Use Ruby's Nokogiri library to capture national corporate credit information
Use Ruby's Nokogiri library to capture national corporate credit information
The following is a crawler program written using Ruby 's Nokogiri library, which is used to crawl the content on the national corporate credit information crawling website. This program uses a crawler IP server. The address of the crawler IP server is duoip:8000
.
require 'nokogiri'
require 'open-uri'
# Define a crawler ip server
proxy_host = 'duoip'
proxy_port = 8000
# Define a URL to crawl
url = 'gsxt.gov/cn/index.html' # Use the open-uri library to open the URL and fetch the content of the page.
# Use the open-uri library to open the URL and fetch the content of the page, using the crawler ip server
doc = Nokogiri::HTML(open(url, proxy: {http: "#{proxy_host}:#{proxy_port}"}))

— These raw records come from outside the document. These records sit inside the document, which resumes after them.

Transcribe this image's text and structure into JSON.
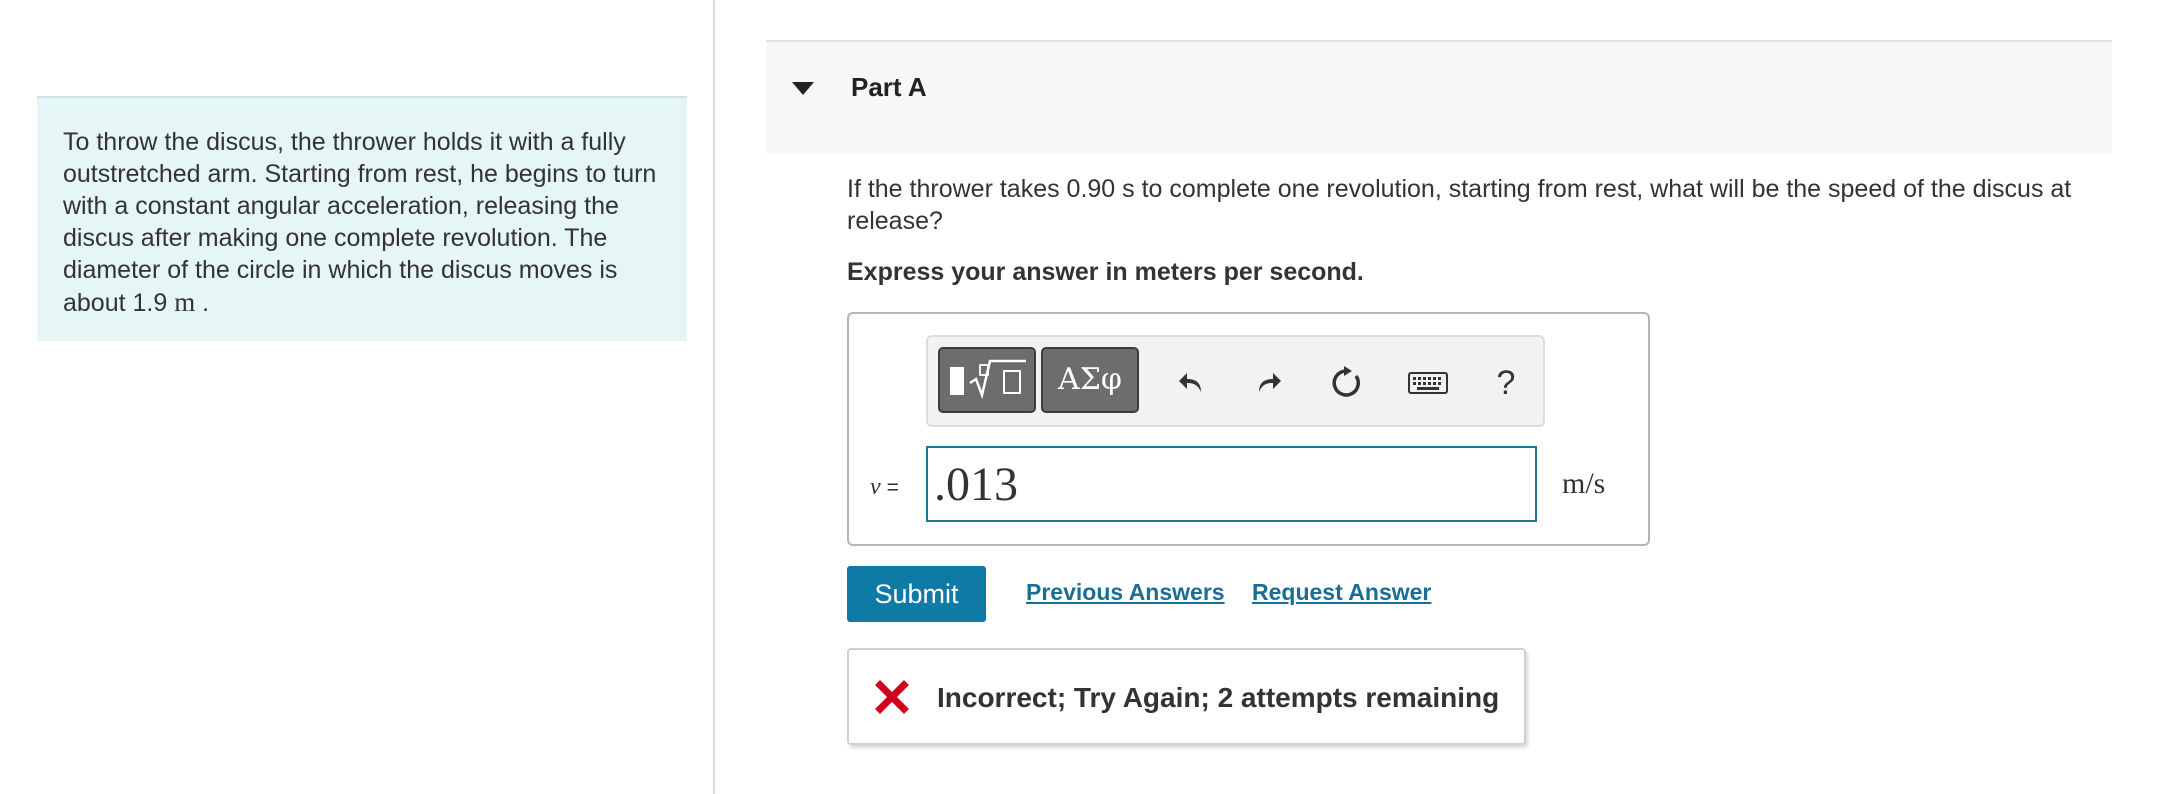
{
  "problem": {
    "text": "To throw the discus, the thrower holds it with a fully outstretched arm. Starting from rest, he begins to turn with a constant angular acceleration, releasing the discus after making one complete revolution. The diameter of the circle in which the discus moves is about 1.9 ",
    "unit": "m",
    "end": " ."
  },
  "part": {
    "title": "Part A",
    "question": "If the thrower takes 0.90  s to complete one revolution, starting from rest, what will be the speed of the discus at release?",
    "instruction": "Express your answer in meters per second."
  },
  "toolbar": {
    "templates_icon": "templates-sqrt-icon",
    "greek_label": "ΑΣφ",
    "undo_icon": "undo-icon",
    "redo_icon": "redo-icon",
    "reset_icon": "reset-icon",
    "keyboard_icon": "keyboard-icon",
    "help_label": "?"
  },
  "answer": {
    "variable": "v",
    "equals": "=",
    "value": ".013",
    "unit": "m/s"
  },
  "actions": {
    "submit_label": "Submit",
    "previous_answers_label": "Previous Answers",
    "request_answer_label": "Request Answer"
  },
  "feedback": {
    "icon": "x-mark-icon",
    "text": "Incorrect; Try Again; 2 attempts remaining"
  },
  "colors": {
    "accent": "#0e7aa5",
    "link": "#1a6e96",
    "error": "#d0021b",
    "intro_bg": "#e6f5f6"
  }
}
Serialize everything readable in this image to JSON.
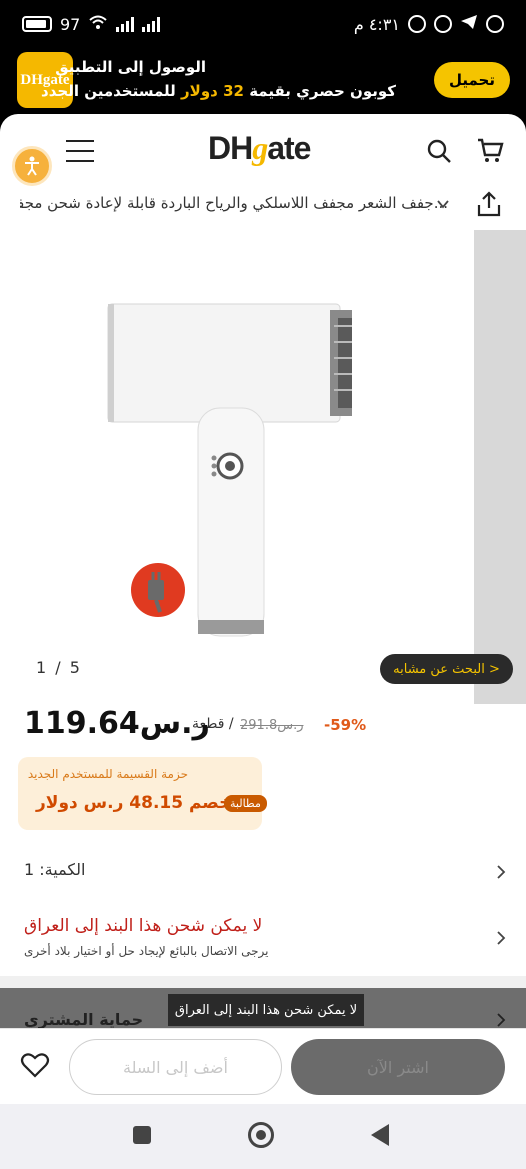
{
  "status_bar": {
    "time": "٤:٣١ م",
    "battery": "97"
  },
  "banner": {
    "logo_text": "DHgate",
    "title": "الوصول إلى التطبيق",
    "subtitle_pre": "كوبون حصري بقيمة",
    "subtitle_amount": "32 دولار",
    "subtitle_post": "للمستخدمين الجدد",
    "download_label": "تحميل"
  },
  "header": {
    "brand_left": "DH",
    "brand_g": "g",
    "brand_right": "ate"
  },
  "breadcrumb": {
    "text": "...جفف الشعر مجفف اللاسلكي والرياح الباردة قابلة لإعادة شحن مجفف"
  },
  "gallery": {
    "counter": "1 / 5",
    "similar_label": "< البحث عن مشابه"
  },
  "price": {
    "discount": "-59%",
    "old": "291.8ر.س",
    "unit": "قطعة /",
    "current": "ر.س119.64"
  },
  "coupon": {
    "title": "حزمة القسيمة للمستخدم الجديد",
    "tag": "مطالبة",
    "offer": "خصم 48.15 ر.س دولار"
  },
  "quantity": {
    "label": "الكمية: 1"
  },
  "shipping": {
    "title": "لا يمكن شحن هذا البند إلى العراق",
    "hint": "يرجى الاتصال بالبائع لإيجاد حل أو اختيار بلاد أخرى"
  },
  "protection": {
    "title": "حماية المشتري"
  },
  "toast": {
    "text": "لا يمكن شحن هذا البند إلى العراق"
  },
  "actions": {
    "add_to_cart": "أضف إلى السلة",
    "buy_now": "اشتر الآن"
  },
  "colors": {
    "brand_yellow": "#f5b800",
    "discount_orange": "#e05a1a",
    "error_red": "#c0201a"
  }
}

# Find all the companies in the page
companies = doc.css('div.item')
# Iterate over each company
companies.each do |company|
# Get the name of the company
name = company.css('.name').text
# Get the address of the company
address = company.css('.address').text
# Output the company name and address
puts "#{name}, #{address}"
end
Here's an explanation of each line of code:
-
Line 1: Nokogiri and open-uri libraries are imported. Nokogiri is a very powerful Ruby library for parsing HTML and XML files. open-uri is a Ruby library for opening URLs.
-
Line 3: Defines the address of the crawler IP server. This address is an HTTP crawler IP server, which is used to hide your real IP address to avoid being blocked by the website.
-
Line 4: Defines the URL to be crawled. In this example, we want to crawl the homepage of the national corporate credit information crawling website.
-
Line 6: Use the Nokogiri library to open the URL and get the web content. At the same time, we specified the use of the crawler IP server .
-
Line 8: Use the CSS selector to find all the corporate information in the web page. This information is in an
div.item
HTML element named . -
Line 10: Traverse each enterprise information.
-
Line 11: The name of the company is obtained.
-
Line 12: The address of the enterprise is obtained.
-
Line 13: The name and address of the company are output.
Note: This program is just a basic example. Actual crawler programs may require more complex functions, such as processing JavaScript content in web pages, or handling pagination issues. When writing a crawler program, you must abide by the website's terms of use and do not place an excessive burden on the website.